Que projeto você gostaria de fazer, mas ainda não começou? Que livro você gostaria de ler e ele ainda não existe?
Agora estou querendo apenas silêncio, acho. Tenho dado andamento a coisas que ficaram paradas com a tese e mesmo trabalhado para publicá-la (em artigos e em livro) ou usar o que desenvolvi ali. Nada muito novo, nenhum “projeto”. Acho estranho também pensar em “livros que não existem e eu gostaria de ler”. Há tanto escrito com que nem pude ainda ter contato, que me sentiria arrogante dizendo o que ainda não foi escrito.

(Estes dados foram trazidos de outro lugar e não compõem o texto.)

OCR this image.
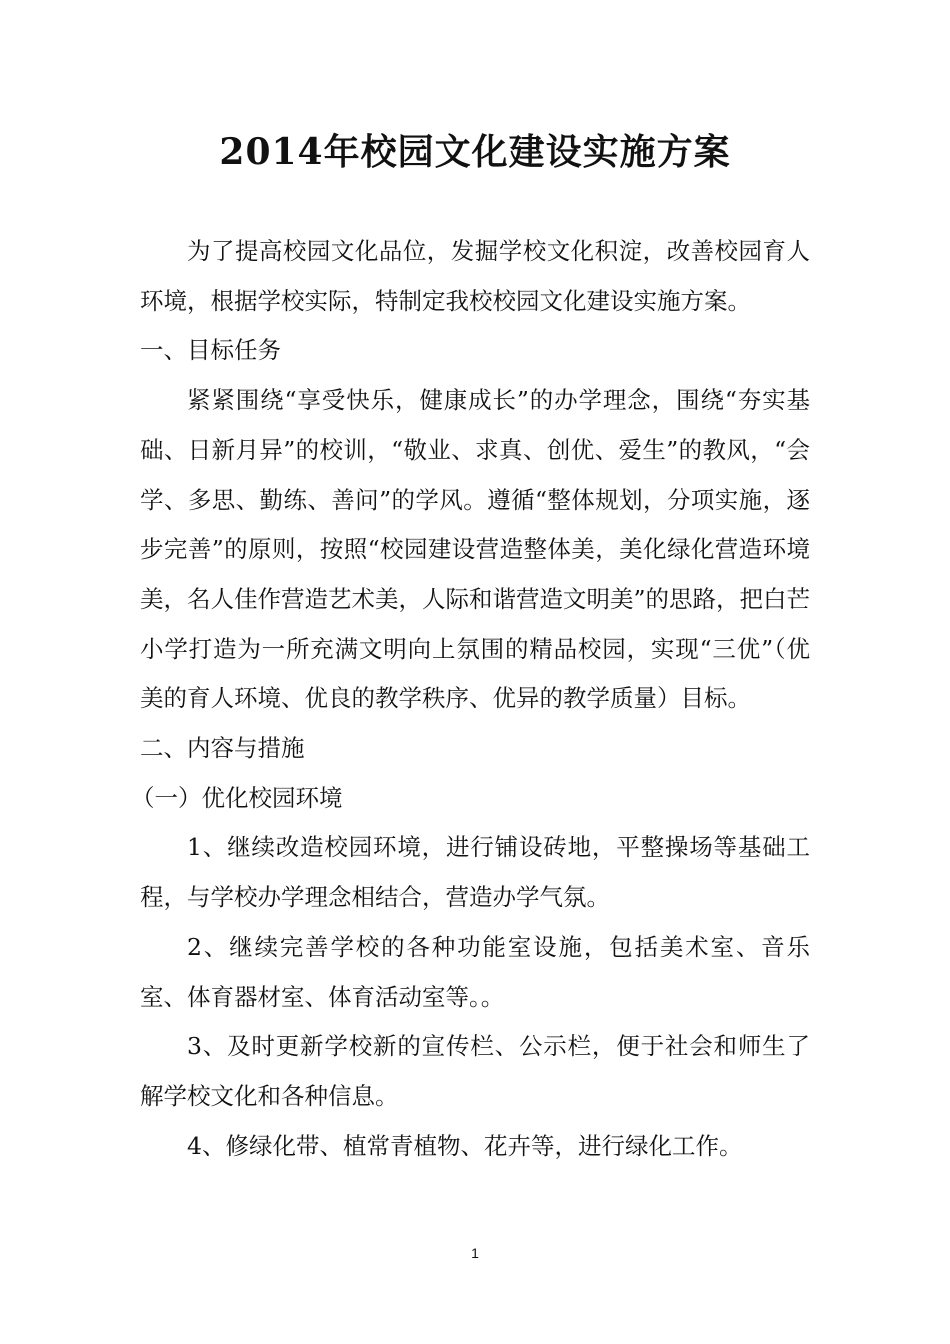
2014年校园文化建设实施方案

为了提高校园文化品位，发掘学校文化积淀，改善校园育人环境，根据学校实际，特制定我校校园文化建设实施方案。

一、目标任务

紧紧围绕“享受快乐，健康成长”的办学理念，围绕“夯实基础、日新月异”的校训，“敬业、求真、创优、爱生”的教风，“会学、多思、勤练、善问”的学风。遵循“整体规划，分项实施，逐步完善”的原则，按照“校园建设营造整体美，美化绿化营造环境美，名人佳作营造艺术美，人际和谐营造文明美”的思路，把白芒小学打造为一所充满文明向上氛围的精品校园，实现“三优”（优美的育人环境、优良的教学秩序、优异的教学质量）目标。

二、内容与措施

（一）优化校园环境

1、继续改造校园环境，进行铺设砖地，平整操场等基础工程，与学校办学理念相结合，营造办学气氛。

2、继续完善学校的各种功能室设施，包括美术室、音乐室、体育器材室、体育活动室等。。

3、及时更新学校新的宣传栏、公示栏，便于社会和师生了解学校文化和各种信息。

4、修绿化带、植常青植物、花卉等，进行绿化工作。

1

Estou procurando o ritmo ainda. A academia tem dessas dinâmicas de “vitrine”, em que parece que precisamos anunciar sempre os 459 projetos que temos (antes mesmo que eles comecem, antes mesmo que eles resultem em algo, arrotando nossos novos interesses e leituras e exibindo-os. E alguns ainda querem te convencer de que importa muito ter e fazer muitas coisas ao mesmo tempo). Eu estou exercendo a resistência de dizer que não tenho ainda nada novo, só aproveitar um pouco de silêncio e quem sabe exercer a mineiridade de quem produz em silêncio.